Anciens Bas-fourneaux.

La métallurgie au 19ème siècle

Exploitation de limonite au bois de Nismes

Le 21 octobre 1841, le Conseil communal de Lustin reconnaît qu’il existe des gisements de minerai de fer dans le bois de Nismes et que, par leur mise en exploitation, il en résulterait “un grand revenu pour la commune”. Il demande l’autorisation à la Députation permanente de pouvoir faire les recherches nécessaires et de faire extraire le minerai pour le compte de la commune. L’adjudication d’exploiter est accordée à la société des charbonnages et hauts fourneaux d’Ougrée, près de Liège.

En 1846, huit sièges d’exploitation sont en activité et deux étages sont ouverts. La production de minerai brut est de 2603 tonnes. En séance du 24 juin 1849, le Conseil communal de Lustin constate que la Société de Ougrée a abandonné les travaux dans le bois et décident dès lors la résiliation du contrat. Cette exploitation, fut courte en raison du filon déjà fortement épuisé par des travaux très anciens.

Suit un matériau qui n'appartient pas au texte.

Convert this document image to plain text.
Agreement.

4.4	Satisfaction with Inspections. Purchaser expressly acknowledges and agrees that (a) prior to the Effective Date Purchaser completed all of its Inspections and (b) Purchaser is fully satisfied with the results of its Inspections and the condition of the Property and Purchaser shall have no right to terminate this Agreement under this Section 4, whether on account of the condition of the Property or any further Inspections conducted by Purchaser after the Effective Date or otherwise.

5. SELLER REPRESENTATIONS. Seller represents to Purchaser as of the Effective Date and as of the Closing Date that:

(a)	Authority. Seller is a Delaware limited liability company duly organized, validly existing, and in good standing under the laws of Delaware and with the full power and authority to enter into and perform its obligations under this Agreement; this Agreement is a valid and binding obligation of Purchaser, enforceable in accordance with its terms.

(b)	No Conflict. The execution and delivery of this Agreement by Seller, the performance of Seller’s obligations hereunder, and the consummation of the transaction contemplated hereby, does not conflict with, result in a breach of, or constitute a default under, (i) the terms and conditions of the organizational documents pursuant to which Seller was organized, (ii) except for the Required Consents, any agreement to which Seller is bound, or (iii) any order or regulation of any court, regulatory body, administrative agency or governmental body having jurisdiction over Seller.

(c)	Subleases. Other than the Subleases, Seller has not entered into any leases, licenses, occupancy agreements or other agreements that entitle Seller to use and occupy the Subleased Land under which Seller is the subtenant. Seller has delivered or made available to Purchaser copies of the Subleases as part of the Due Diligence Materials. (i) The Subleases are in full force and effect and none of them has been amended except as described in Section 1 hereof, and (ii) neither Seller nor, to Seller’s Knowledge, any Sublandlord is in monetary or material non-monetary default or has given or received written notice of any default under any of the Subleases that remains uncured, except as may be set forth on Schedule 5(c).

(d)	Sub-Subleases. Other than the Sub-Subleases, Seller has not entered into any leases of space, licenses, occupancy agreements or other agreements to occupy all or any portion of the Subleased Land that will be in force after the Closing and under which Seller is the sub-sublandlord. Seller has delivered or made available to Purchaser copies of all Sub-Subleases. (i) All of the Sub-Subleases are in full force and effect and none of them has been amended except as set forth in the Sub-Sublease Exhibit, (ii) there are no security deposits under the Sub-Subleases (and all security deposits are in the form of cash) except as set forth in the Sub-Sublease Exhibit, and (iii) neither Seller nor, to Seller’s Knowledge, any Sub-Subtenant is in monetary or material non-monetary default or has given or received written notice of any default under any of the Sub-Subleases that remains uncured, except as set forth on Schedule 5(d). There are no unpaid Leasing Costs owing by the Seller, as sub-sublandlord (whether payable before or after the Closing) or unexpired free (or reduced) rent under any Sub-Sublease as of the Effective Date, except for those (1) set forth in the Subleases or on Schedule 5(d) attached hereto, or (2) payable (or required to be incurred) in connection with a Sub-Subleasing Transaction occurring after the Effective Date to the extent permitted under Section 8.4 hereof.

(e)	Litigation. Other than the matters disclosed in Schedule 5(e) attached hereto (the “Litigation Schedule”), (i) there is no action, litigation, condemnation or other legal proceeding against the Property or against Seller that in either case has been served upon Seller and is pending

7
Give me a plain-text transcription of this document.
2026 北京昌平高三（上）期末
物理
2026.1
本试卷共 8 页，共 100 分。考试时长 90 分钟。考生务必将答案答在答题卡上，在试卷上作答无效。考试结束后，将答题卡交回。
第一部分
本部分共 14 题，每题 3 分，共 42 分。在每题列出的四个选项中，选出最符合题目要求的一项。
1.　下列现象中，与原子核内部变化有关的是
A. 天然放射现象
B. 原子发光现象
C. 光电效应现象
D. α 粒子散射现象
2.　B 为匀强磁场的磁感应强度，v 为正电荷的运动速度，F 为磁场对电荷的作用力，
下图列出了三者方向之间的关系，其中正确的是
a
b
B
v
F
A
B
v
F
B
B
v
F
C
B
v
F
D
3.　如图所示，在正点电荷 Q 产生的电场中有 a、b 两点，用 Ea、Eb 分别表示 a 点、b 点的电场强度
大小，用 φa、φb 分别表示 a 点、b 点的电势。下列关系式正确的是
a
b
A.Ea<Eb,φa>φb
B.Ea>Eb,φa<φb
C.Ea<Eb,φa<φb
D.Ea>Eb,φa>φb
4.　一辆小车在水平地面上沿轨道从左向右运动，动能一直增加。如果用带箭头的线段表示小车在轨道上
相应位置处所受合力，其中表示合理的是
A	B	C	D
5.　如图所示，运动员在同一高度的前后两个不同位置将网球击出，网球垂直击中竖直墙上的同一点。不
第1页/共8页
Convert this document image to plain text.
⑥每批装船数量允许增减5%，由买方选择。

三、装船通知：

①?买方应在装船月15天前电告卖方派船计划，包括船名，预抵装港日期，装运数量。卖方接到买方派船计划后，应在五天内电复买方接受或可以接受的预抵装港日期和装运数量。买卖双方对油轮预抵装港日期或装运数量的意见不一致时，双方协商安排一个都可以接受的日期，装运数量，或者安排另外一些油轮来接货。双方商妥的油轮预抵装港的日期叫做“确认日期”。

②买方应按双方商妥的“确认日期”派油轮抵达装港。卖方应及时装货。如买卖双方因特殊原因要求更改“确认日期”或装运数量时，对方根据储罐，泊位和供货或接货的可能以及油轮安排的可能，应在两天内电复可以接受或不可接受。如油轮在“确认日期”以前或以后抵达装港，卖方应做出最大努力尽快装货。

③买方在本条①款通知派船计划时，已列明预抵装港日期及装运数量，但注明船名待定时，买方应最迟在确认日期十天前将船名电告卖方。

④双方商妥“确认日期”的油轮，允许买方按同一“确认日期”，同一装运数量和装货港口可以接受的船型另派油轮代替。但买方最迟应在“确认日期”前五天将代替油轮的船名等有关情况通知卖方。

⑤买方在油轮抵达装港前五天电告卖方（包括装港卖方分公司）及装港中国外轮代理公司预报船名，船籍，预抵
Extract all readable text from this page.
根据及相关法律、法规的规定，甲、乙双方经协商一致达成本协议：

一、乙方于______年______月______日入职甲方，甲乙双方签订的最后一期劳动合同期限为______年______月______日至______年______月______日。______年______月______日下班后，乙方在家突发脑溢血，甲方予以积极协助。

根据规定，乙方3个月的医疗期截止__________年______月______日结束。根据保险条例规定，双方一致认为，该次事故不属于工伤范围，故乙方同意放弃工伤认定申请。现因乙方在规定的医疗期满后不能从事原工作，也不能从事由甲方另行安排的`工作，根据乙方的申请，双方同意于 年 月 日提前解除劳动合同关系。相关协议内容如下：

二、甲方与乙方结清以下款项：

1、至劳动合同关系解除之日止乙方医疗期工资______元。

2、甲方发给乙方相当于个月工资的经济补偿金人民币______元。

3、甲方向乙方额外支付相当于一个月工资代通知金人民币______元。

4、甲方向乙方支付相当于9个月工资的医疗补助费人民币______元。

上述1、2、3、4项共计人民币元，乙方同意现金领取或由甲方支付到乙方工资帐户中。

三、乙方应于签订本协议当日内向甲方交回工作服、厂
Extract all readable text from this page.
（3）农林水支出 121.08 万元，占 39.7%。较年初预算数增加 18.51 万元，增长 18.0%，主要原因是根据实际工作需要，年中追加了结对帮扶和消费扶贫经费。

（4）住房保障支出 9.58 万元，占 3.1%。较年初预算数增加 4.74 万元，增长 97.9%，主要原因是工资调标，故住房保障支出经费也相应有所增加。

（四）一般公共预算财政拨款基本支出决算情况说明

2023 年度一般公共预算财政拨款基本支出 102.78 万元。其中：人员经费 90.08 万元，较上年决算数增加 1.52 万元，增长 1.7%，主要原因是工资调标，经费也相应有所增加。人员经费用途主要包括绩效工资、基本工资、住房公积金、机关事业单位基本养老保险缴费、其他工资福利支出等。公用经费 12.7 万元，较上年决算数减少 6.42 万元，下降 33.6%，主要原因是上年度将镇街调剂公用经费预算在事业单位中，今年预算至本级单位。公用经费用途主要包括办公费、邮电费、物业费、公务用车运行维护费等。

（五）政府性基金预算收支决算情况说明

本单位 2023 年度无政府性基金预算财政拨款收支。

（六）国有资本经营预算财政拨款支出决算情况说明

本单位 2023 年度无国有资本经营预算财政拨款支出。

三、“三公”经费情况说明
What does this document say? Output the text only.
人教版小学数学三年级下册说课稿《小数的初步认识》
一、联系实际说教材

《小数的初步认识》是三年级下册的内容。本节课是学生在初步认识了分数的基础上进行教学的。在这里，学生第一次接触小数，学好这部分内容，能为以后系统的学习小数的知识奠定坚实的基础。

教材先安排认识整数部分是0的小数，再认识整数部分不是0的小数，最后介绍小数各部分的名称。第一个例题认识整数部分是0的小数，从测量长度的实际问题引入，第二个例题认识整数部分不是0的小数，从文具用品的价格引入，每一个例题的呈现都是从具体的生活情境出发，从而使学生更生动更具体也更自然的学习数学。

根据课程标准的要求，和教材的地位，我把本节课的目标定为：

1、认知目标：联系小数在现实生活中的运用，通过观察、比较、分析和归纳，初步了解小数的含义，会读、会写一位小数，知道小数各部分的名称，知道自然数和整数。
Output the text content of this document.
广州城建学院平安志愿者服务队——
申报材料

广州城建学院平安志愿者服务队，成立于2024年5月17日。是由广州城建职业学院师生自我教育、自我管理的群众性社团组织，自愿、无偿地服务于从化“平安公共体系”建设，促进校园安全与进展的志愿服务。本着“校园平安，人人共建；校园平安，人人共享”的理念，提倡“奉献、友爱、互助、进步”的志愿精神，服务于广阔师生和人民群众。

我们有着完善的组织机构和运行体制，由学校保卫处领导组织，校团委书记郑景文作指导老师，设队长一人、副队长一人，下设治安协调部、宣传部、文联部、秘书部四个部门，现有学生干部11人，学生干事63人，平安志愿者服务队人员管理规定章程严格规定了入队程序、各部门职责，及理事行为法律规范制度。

(La pierre à Lustin, des origines à nos jours par Dominique Daoust, 1994)
Limonite: Minerais de fer brun

Exploitation d’hématite à Tailfer

L’hématite de Tailfer fut exploitée depuis environ 1853 par les sociétés Orban et de Sclessin. Cette société occupera une vingtaine d’ouvriers. Chaque ouvrier recevra 3,50 francs du char de minerai et sera obligé de faire tous les frais d’exploitation (bois, poudre, cordes…). Les fosses d’excavation mesuraient de 1m à 9m. Les minerais étaient entreposés pour leur chargement sur le rivage de Tailfer; la société de Sclessin payait à la commune pour la location du rivage un rendage annuel de 100 frs. La production pour les années 1853, 1855 et 1857 a été respectivement de 7233 tonnes, 2880 tonnes et 4457 tonnes.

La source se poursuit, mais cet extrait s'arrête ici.